The first is his goodness. It seems like a bland attribute, but it’s rather refreshing, especially in a world divided both then and now. Shardlake is not complex character with inner demons. (At least that’s not how he’s presented in the first book or this adaptation.) When I read the book, my abiding memory is that Shardlake was one of the good guys. This was surprising at the time as normally Protestants were seen Philistines and cultural vandals who cynically changed their theology to strip the church of its wealth, before passing the churches on to their descendants who smashed the statues, whitewashed the walls and, eventually, cancelled Christmas. Shardlake may be in the service of Thomas Cromwell, but he knows in his heart of hearts that Anne Bolyen was innocent of the crimes for which she was beheaded. And in some small way, he makes amends for this. 

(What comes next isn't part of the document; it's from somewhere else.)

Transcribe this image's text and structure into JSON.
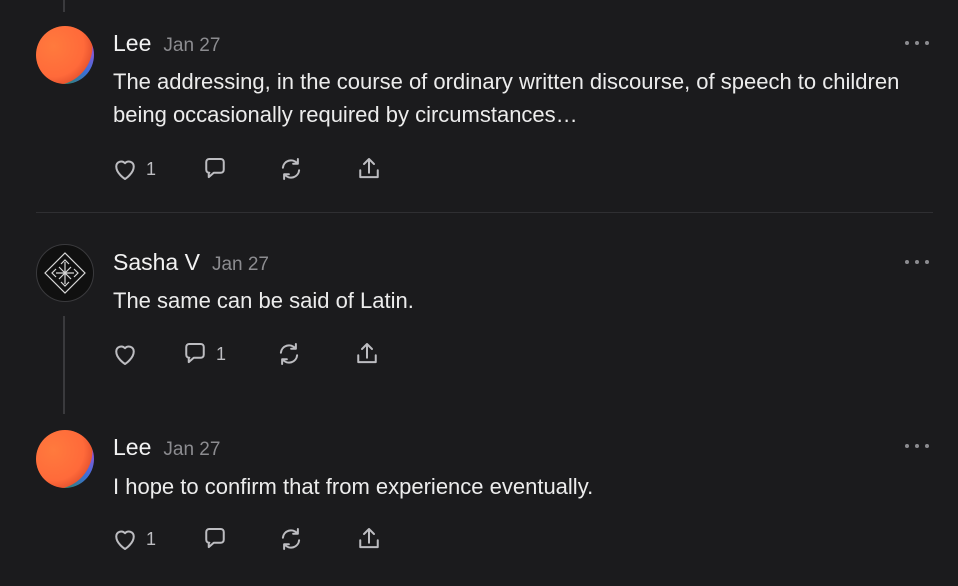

But Shardlake’s goodness is only half of the recipe. The other half is his hunched back. In the sixteenth century, this makes him an object of ridicule and shame. It is not flipped around to become a strength. It is an affliction with which he has to cope. Given Shardlake’s world steeped in religion, we are reminded of the ministry of Jesus, who attracted the sick, the crippled, the lepers and the blind. They were, of course, healed and Shardlake is not so fortunate. 

Shardlake bears his cross with fortitude, not bitterness. Likewise, Jesus Christ himself bore his cross as a victim of injustice on trumped up charges, beaten and executed as one cursed alongside criminals, saying ‘Father forgive’. Shardlake, like Christ in the gospels, is a suffering servant. And now Disney may see the Gospel According to Shardlake spreading all over the world.